Newgarden has one more oval race opportunity up his sleeve to close the gap, but he’ll need to stay ahead of Palou at Indy first. Brett Farmer/Motorsport Images

For those who prefer to have their racing championships go down to the wire, misfortune will need to introduce itself to Palou on Saturday afternoon and steer clear of Penske’s lone contender.

Elsewhere in the field, Romain Grosjean’s gotten his season back on track with a couple of clean and solid runs at Iowa and a quality sixth-place result at Nashville. It appears the close-to-winning version of the Swiss-born Frenchman is making a welcome return. He’s still chasing that first victory, and if he can hold onto the good momentum he’s built, there’s no reason to count him, or teammates Kirkwood and Colton Herta out from standing in victory lane at the Brickyard.

David Malukas has been just as impressive, if not more, since Mid-Ohio where he finished sixth, then added a 12th and an eighth at Iowa, and started fifth last weekend. The fire and resulting rear wing failure weren’t of his making, so if we take his overall output into account, the sophomore IndyCar driver is doing all the right things to attract interest from the teams he wants to join.

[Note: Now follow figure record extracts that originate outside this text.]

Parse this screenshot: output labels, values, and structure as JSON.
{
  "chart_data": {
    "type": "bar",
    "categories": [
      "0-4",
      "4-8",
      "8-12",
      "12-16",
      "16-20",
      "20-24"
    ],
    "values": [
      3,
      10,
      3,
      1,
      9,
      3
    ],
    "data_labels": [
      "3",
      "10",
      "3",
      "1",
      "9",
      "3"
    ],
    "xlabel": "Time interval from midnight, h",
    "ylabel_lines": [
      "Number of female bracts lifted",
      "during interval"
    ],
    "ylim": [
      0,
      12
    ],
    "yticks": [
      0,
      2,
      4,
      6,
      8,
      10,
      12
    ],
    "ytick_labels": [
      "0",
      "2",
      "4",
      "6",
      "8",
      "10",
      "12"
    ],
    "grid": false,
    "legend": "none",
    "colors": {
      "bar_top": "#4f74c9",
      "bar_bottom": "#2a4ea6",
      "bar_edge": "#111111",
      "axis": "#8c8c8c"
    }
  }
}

It’s also getting down to desperation time for some of the teams and drivers who’ve been everything from mildly dissatisfied to stunned by how their seasons have gone.

After 13 races, Arrow McLaren remains winless, and the last time that happened, it was 2020 — the first year of McLaren’s involvement — where Pato O’Ward took four podiums and earned fourth in the championship, all without tasting victory. In 2021, Arrow McLaren was a winner by Round 4 with O’Ward, and did it again at Round 4 in 2022 with the Mexican.

He’s taken five podiums in 2023, but wins for O’Ward — along with teammates Felix Rosenqvist and Alexander Rossi — have proven elusive. They’d love to have some of the bullet-proof luck that Palou has enjoyed, but we’ve also seen a strange trend where stellar qualifying performances and impressive output in the early stages of a few recent events have been undermined by crashes, misfortune, or fades in the second half of the races.

The same strange dynamic remains where Dixon, Will Power and Herta are winless as well. For Dixon, Saturday will mark 391 days since his last victory. For Power, the defending IndyCar champion, the number is 433, and for Herta, an unfathomable 455 sleeps will have been had since he was celebrated as an IndyCar race winner.

Together, they accounted for nearly 25 percent of all wins in 2022. To reach the twilight of the current season with that percentage at zero is yet another shocking development that defies every prediction.